Le président et président directeur général de Barrick, Mark Bristow, a déclaré à la presse aujourd’hui que le gisement prolifique KCD de Kibali continuait d’offrir de la valeur supplémentaire vu que le forage actuel est axé sur la conversion des ressources en réserves et sur l’exploration des filons qui sont encore ouverts en profondeur. En outre, les cibles de Mengu Hill, Ikanva et Gorumbwa présentent le potentiel nécessaire pour renforcer le portefeuille souterrain de Kibali.

« Kibali est une opération très rentable avec ses trois centrales hydroélectriques de classe mondiale qui couvrent la majeure partie de ses besoins énergétiques. Elles seront suppléées par une nouvelle centrale solaire de 17MW qui, une fois achevée en 2025, fera passer la part des énergies renouvelables dans les sources énergétiques de la mine de 81% à 93%, » a déclaré Bristow.

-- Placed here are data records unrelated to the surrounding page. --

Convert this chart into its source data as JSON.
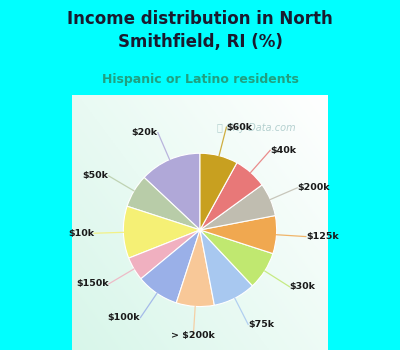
{
  "title": "Income distribution in North\nSmithfield, RI (%)",
  "subtitle": "Hispanic or Latino residents",
  "watermark": "ⓘ City-Data.com",
  "labels": [
    "$20k",
    "$50k",
    "$10k",
    "$150k",
    "$100k",
    "> $200k",
    "$75k",
    "$30k",
    "$125k",
    "$200k",
    "$40k",
    "$60k"
  ],
  "values": [
    13,
    7,
    11,
    5,
    9,
    8,
    9,
    8,
    8,
    7,
    7,
    8
  ],
  "colors": [
    "#b0a8d8",
    "#b8cca8",
    "#f5f075",
    "#f0b0c0",
    "#9ab0e8",
    "#f8c898",
    "#a8c8f0",
    "#c0e870",
    "#f0a850",
    "#c0bdb0",
    "#e87878",
    "#c8a020"
  ],
  "bg_cyan": "#00ffff",
  "bg_chart": "#d8f0e0",
  "title_color": "#1a1a2e",
  "subtitle_color": "#20a080",
  "label_color": "#1a1a1a",
  "startangle": 90,
  "figsize": [
    4.0,
    3.5
  ],
  "dpi": 100
}
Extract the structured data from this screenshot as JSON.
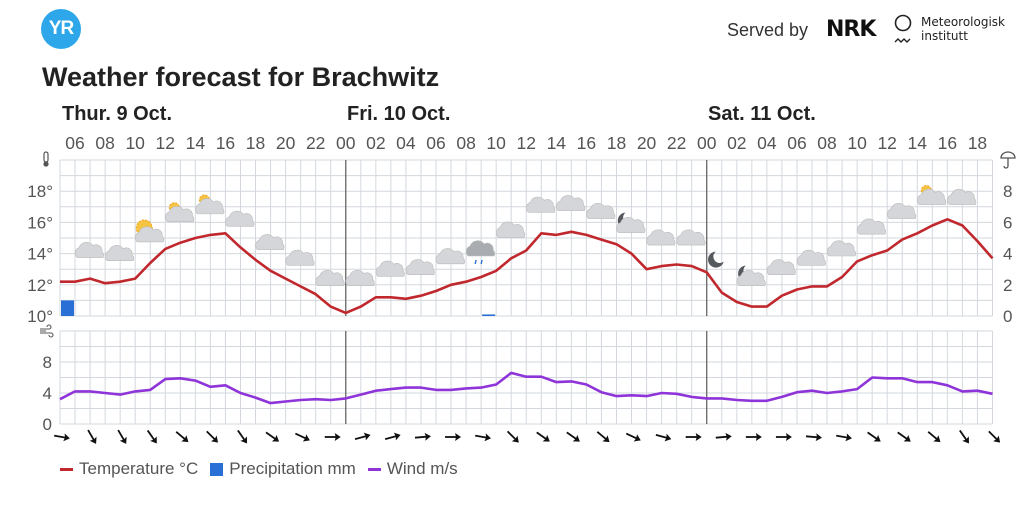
{
  "header": {
    "logo_text": "YR",
    "served_by": "Served by",
    "nrk_logo": "NRK",
    "met_line1": "Meteorologisk",
    "met_line2": "institutt",
    "title": "Weather forecast for Brachwitz"
  },
  "days": [
    {
      "label": "Thur. 9 Oct."
    },
    {
      "label": "Fri. 10 Oct."
    },
    {
      "label": "Sat. 11 Oct."
    }
  ],
  "colors": {
    "temperature": "#c0282d",
    "precipitation": "#2a6fd6",
    "wind": "#8e34d8",
    "logo": "#2ea6ea",
    "grid": "#d3d8de"
  },
  "legend": {
    "temperature": "Temperature °C",
    "precipitation": "Precipitation mm",
    "wind": "Wind m/s"
  },
  "chart_data": {
    "type": "line",
    "start": "Thu 05:00",
    "hour_labels": [
      "06",
      "08",
      "10",
      "12",
      "14",
      "16",
      "18",
      "20",
      "22",
      "00",
      "02",
      "04",
      "06",
      "08",
      "10",
      "12",
      "14",
      "16",
      "18",
      "20",
      "22",
      "00",
      "02",
      "04",
      "06",
      "08",
      "10",
      "12",
      "14",
      "16",
      "18"
    ],
    "temperature": {
      "ylim": [
        10,
        20
      ],
      "tick_labels": [
        "10°",
        "12°",
        "14°",
        "16°",
        "18°"
      ],
      "values": [
        12.2,
        12.2,
        12.4,
        12.1,
        12.2,
        12.4,
        13.4,
        14.3,
        14.7,
        15.0,
        15.2,
        15.3,
        14.4,
        13.6,
        12.9,
        12.4,
        11.9,
        11.4,
        10.6,
        10.2,
        10.6,
        11.2,
        11.2,
        11.1,
        11.3,
        11.6,
        12.0,
        12.2,
        12.5,
        12.9,
        13.7,
        14.2,
        15.3,
        15.2,
        15.4,
        15.2,
        14.9,
        14.6,
        14.0,
        13.0,
        13.2,
        13.3,
        13.2,
        12.8,
        11.5,
        10.9,
        10.6,
        10.6,
        11.3,
        11.7,
        11.9,
        11.9,
        12.5,
        13.5,
        13.9,
        14.2,
        14.9,
        15.3,
        15.8,
        16.2,
        15.8,
        14.8,
        13.7
      ]
    },
    "precipitation": {
      "ylim": [
        0,
        10
      ],
      "tick_labels": [
        "0",
        "2",
        "4",
        "6",
        "8"
      ],
      "bars": [
        {
          "hour_index": 0,
          "value": 1.0
        },
        {
          "hour_index": 28,
          "value": 0.1
        }
      ]
    },
    "wind": {
      "ylim": [
        0,
        12
      ],
      "tick_labels": [
        "0",
        "4",
        "8"
      ],
      "values": [
        3.2,
        4.2,
        4.2,
        4.0,
        3.8,
        4.2,
        4.4,
        5.8,
        5.9,
        5.6,
        4.8,
        5.0,
        4.0,
        3.4,
        2.7,
        2.9,
        3.1,
        3.2,
        3.1,
        3.3,
        3.8,
        4.3,
        4.5,
        4.7,
        4.7,
        4.4,
        4.4,
        4.6,
        4.7,
        5.1,
        6.6,
        6.1,
        6.1,
        5.4,
        5.5,
        5.1,
        4.1,
        3.6,
        3.7,
        3.6,
        4.0,
        3.9,
        3.5,
        3.3,
        3.3,
        3.1,
        3.0,
        3.0,
        3.5,
        4.1,
        4.3,
        4.0,
        4.2,
        4.5,
        6.0,
        5.9,
        5.9,
        5.4,
        5.4,
        5.0,
        4.2,
        4.3,
        3.9
      ],
      "arrow_rotation_deg": [
        10,
        60,
        60,
        55,
        40,
        45,
        55,
        35,
        25,
        0,
        -15,
        -15,
        -5,
        0,
        10,
        45,
        35,
        35,
        40,
        25,
        15,
        0,
        -5,
        0,
        0,
        5,
        10,
        35,
        35,
        40,
        55,
        45
      ]
    },
    "symbols": [
      "cloudy",
      "cloudy",
      "partly-sunny",
      "partly-sunny",
      "partly-sunny",
      "cloudy",
      "cloudy",
      "cloudy",
      "cloudy",
      "cloudy",
      "cloudy",
      "cloudy",
      "cloudy",
      "rain",
      "cloudy",
      "cloudy",
      "cloudy",
      "cloudy",
      "partly-cloudy-night",
      "cloudy",
      "cloudy",
      "clear-night",
      "partly-cloudy-night",
      "cloudy",
      "cloudy",
      "cloudy",
      "cloudy",
      "cloudy",
      "partly-sunny",
      "cloudy"
    ]
  }
}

Les références écologiques de Kibali comprennent également la réduction continue des eaux douces provenant de la rivière Kibali et un programme de reboisement qui, à ce jour, a permis de planter plus de 10,000 arbres. La mine poursuit son programme d’appui à la conservation de la biodiversité au Parc National de la Garamba en RDC, avec la réintroduction des rhinocéros provenant d’Afrique du Sud. Les 16 premiers rhinocéros sont attendus à Garamba d’ici la fin du deuxième trimestre de cette année et seront suivis de 60 autres au cours des trois prochaines années.

Conformément à la politique globale de Barrick consistant à employer et à promouvoir les ressortissants du pays hôte, Arthur Kabila a été nommé premier directeur général congolais de Kibali. Depuis l’année dernière, huit autres postes clés de direction et techniques sont désormais occupés par des Congolais.